On about 62.800 square meters, FMH develops areas designed for offices and commerce that are for the greater part tailored specifically to the needs of local fishing and harbor businesses. At the same time it offers services in the fields of deep-frozen goods, fish-trading and gastronomy. All in all, there are about 130 tenants from different trades in the area today.

With the city council supporting this development, the fish market has for quite a while now become a magnet for tourists and excursionists from Hamburg alike. To this end, the citizenry decided to build a new terminal for cruise liners in October 2007. In order to enable establishing this additional usage, as well as an organized city development, it was decided in 2006 to release the area from the laws regulating harbor development. The basic idea for future development is opening the area to a broader public and the advancement of the specific milieu of industrial fishing into an architectural attraction. In this regard, FMH guarantees that the center of Hamburg's fishing industry will still be located at the Fischereihafen in the future. In addition to its economic and structural policy importance for Hamburg, the fishing industry gives its charm to the area, its traditional connection and unique milieu, to which not only citizens of Hamburg feel connected, but which has special appeal to cruisers and other tourists.

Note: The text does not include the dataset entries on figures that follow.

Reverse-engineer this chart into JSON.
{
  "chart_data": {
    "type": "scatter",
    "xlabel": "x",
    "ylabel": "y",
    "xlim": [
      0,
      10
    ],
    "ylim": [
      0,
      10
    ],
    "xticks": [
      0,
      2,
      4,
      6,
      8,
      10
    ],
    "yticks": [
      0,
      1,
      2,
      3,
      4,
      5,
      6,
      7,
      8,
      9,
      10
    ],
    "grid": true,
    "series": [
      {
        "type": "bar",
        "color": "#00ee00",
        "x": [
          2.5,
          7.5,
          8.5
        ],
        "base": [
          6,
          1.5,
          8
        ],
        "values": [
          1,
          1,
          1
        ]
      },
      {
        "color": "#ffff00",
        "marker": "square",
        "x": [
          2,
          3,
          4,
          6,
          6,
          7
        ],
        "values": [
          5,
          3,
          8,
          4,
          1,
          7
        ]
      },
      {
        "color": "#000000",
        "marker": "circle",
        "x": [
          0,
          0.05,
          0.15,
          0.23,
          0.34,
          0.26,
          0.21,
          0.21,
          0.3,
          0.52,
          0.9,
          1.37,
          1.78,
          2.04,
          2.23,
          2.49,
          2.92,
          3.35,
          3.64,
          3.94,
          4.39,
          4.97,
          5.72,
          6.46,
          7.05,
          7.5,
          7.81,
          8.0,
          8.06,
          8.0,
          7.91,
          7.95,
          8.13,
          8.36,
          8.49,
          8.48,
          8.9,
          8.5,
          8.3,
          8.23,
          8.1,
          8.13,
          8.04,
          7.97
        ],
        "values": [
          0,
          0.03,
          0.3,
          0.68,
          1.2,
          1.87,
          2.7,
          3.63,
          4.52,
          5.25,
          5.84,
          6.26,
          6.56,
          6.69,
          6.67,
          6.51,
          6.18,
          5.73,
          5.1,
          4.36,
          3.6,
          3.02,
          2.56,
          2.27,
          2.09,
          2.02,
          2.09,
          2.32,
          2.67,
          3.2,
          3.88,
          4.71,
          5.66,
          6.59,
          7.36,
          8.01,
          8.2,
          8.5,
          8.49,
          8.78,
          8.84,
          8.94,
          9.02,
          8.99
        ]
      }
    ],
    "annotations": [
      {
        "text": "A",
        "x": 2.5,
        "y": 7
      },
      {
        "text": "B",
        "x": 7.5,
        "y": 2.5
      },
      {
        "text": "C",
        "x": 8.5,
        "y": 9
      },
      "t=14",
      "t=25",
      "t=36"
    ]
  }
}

=== From a closed industrial estate to an open quarter ===
Due to the rediscovery of the northern banks of the river Elbe, the northern edge of the port slowly integrated itself into the famous and frequented line of the port between Neumühlen and HafenCity since the beginning of the 80s. In the meantime, several of the foundation buildings of the fishing port had been included into the planning. After being renovated und newly used by the FMH (the company "Fish Market Hamburg-Altona") as the first old storehouse in the area from 1980 to 1982, the storehouse D was registered in the list of historical monuments of the city in July 1992. In 1993/4, the residential home Augustinum was finished and ready to move into in the former Union refrigerated storage building. The FMH turned the former cold store III into the "Elbkaihaus" (used as office building) between 1998 and 1999. Afterwards, the machine building, which lies next to the former hall III in the West, was renovated in the summer of 2003. The "Dockland" office buildings were finally constructed at the western end of the wharf for equipment in 2005. All those projects result from tenders and plans from the second half of the 1980s. Recent plans want to demolish both cold stores IV and V to complete the line between the port of Neumühlen and HafenCity. An architectural competition for the future development was brought to life by the FMH. The results of this competition were presented in July 2010. The FMH, who wants to invest about in this project, planned the start of construction for 2013. Although the FMH supports the change from a closed, fishery orientated industrial park to a more open area, it wants to guarantee for the persistence of the fisheries management of Hamburg at this point. The two cold stores VI and V will be demolished but a new building with a glassy fish manufactory is said to be constructed right on the opposing hillside.

The market was closed for the first time in its 300 year history in March 2020 due to the COVID-19 pandemic.